All runs mention using a Personal Access Token (DEPLOY_PAT) for authentication, but the emphasis varies:
Runs 1 and 5: Highlight the need for appropriate permissions (e.g., repo and workflow scopes) and provide explicit instructions for adding secrets in GitHub.
Runs 2 and 3: Mention DEPLOY_PAT but do not elaborate as much on permissions or security configurations.
Run 4: Uses DEPLOY_PAT in conjunction with a third-party action, which may raise additional security considerations.
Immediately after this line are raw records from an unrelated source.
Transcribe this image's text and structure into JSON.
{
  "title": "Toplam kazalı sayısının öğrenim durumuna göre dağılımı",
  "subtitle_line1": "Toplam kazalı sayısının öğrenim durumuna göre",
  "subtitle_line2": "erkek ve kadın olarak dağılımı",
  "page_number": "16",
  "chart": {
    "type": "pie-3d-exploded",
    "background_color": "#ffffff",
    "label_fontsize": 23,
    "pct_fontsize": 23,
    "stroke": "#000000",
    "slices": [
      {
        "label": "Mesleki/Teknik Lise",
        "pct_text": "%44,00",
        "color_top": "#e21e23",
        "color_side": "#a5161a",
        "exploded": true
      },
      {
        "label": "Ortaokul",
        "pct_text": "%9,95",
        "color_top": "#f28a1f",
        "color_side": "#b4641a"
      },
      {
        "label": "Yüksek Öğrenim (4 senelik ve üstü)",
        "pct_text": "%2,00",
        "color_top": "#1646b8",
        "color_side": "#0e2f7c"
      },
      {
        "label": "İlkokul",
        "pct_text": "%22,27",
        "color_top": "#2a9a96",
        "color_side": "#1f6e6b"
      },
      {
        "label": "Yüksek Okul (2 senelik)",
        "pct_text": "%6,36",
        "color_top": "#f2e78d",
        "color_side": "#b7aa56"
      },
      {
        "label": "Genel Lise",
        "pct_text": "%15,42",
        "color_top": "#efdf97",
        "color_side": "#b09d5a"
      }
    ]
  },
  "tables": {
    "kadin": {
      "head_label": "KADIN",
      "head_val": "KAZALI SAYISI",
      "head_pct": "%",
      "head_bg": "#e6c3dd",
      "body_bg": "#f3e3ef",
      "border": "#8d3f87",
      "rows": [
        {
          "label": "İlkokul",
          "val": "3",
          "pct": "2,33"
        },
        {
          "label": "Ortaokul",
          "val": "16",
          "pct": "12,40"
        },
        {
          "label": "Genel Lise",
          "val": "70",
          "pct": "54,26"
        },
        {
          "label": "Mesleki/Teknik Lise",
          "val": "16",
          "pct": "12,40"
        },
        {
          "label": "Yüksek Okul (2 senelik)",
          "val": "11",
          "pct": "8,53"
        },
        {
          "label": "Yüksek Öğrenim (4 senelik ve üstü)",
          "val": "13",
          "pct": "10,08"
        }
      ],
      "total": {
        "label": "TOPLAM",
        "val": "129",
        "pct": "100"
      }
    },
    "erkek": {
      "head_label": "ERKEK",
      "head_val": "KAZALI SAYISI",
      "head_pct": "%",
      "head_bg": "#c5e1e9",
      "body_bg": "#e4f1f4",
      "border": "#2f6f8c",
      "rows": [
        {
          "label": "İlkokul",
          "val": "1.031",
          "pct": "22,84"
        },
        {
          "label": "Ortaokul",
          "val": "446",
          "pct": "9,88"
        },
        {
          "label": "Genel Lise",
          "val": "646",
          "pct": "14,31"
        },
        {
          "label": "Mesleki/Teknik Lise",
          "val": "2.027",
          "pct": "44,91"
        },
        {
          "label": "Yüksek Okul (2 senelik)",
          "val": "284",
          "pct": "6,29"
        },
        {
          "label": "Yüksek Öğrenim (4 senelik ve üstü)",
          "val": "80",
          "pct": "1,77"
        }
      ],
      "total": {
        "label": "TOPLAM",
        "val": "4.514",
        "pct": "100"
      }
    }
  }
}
5. Assumptions About User Knowledge

Runs 1 and 2: Assume minimal prior knowledge and provide detailed explanations for every step.
Runs 3 and 4: Assume intermediate familiarity with GitHub Actions and submodules, offering less explanation for basic concepts.
Run 5: Strikes a balance by providing enough context while avoiding overly detailed explanations.

6. Focus Areas

Run 1: Comprehensive focus on all aspects of the workflow—webhooks, GitHub Actions, submodule updates, MKDocs builds.
Run 2: Emphasizes integration with Netlify and MKDocs auto-build triggers.
Run 3: Focuses primarily on submodule updates within GitHub Actions workflows.
Run 4: Highlights flexibility through third-party tools like peter-evans/repository-dispatch.
Run 5: Balances all aspects while emphasizing security and practical implementation tips.

Key Observations

The outputs vary in their level of detail, with Run 1 being the most comprehensive and Run 3 being the most concise.
Different approaches to triggering workflows are suggested (e.g., direct webhooks vs. third-party actions).
Security considerations are consistently mentioned but emphasized more strongly in Runs 1 and 5.
The choice of tools (native GitHub Actions vs. third-party actions) reflects varying levels of complexity across outputs.

Conclusion

The differences between these outputs highlight varying priorities—some focus on comprehensiveness (e.g., Run 1), others on simplicity (e.g., Run 3), while others explore alternative tools (e.g., Run 4). Depending on the user's expertise level and specific needs, different runs may be more suitable. For beginners or those seeking step-by-step guidance, Run 1 is ideal; for experienced users looking for concise solutions or flexibility, Runs 3 or 4 may be preferable.